The error of Deletegate is in thinking the internet is like paper and not fluid. Newspapers or books can be seized and burned. They can, with enough effort, be permanently deleted. The internet is more like a stream that can be managed and shaped, but where deletion might be impossible to achieve.
Labour has now been exposed “managing” the content of its website to delete old content but it doesn’t appear to have brazenly attempted to wipe the internet clean of the content, perhaps realising that this would be a near impossible task.

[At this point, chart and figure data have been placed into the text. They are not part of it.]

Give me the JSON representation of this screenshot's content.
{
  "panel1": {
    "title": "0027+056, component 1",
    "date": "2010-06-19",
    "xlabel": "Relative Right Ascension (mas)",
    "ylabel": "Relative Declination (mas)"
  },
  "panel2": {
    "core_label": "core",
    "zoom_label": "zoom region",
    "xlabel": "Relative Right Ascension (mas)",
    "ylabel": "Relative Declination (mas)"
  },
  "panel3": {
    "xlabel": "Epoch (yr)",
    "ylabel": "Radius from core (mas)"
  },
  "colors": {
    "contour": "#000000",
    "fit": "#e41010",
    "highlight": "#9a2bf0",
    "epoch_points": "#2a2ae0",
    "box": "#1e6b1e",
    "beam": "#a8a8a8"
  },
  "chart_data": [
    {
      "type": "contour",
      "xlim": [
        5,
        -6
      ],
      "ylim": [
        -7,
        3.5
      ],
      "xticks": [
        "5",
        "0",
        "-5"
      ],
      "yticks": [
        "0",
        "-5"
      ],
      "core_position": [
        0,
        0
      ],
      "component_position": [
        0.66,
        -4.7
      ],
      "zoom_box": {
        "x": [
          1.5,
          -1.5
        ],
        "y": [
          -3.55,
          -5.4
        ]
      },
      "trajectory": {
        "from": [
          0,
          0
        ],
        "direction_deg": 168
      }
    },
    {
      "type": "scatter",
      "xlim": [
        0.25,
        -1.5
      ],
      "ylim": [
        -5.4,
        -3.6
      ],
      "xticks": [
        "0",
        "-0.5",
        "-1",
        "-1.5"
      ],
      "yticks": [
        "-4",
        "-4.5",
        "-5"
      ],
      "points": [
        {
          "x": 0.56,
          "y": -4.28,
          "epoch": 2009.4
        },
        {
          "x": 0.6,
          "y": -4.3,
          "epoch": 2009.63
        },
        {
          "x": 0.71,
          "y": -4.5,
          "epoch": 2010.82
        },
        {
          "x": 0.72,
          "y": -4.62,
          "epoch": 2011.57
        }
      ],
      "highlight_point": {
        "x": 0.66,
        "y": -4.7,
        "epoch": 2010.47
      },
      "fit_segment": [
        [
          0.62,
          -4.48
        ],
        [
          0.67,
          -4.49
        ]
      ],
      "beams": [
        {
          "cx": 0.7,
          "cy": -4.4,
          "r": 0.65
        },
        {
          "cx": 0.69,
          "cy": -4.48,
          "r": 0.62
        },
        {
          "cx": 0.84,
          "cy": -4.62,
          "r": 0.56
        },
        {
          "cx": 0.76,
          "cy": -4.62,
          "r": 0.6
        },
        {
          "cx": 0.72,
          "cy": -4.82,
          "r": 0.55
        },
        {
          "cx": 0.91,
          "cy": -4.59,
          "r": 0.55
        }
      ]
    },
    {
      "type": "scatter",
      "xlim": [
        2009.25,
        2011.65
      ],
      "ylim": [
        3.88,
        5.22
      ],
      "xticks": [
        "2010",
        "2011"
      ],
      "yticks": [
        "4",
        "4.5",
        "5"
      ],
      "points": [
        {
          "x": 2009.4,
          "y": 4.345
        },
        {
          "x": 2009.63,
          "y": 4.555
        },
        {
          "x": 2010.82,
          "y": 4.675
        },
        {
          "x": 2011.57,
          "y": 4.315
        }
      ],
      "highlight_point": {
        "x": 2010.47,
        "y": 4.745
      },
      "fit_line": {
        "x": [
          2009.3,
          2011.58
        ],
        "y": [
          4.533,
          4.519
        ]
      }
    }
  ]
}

The war room is a modern approach to running an election campaign designed for our media age. The aim of winning elections may remain the same, but the means by which elections are contested has been fundamentally transformed. Thanks to Crosby, so too has the adage of the best offence is a good defence. Deletegate indicates that the information war may be best won through information management rather than delete bots. Sometimes what appears to be a good defence is a better offence for opponents. I’m sure Carville would agree.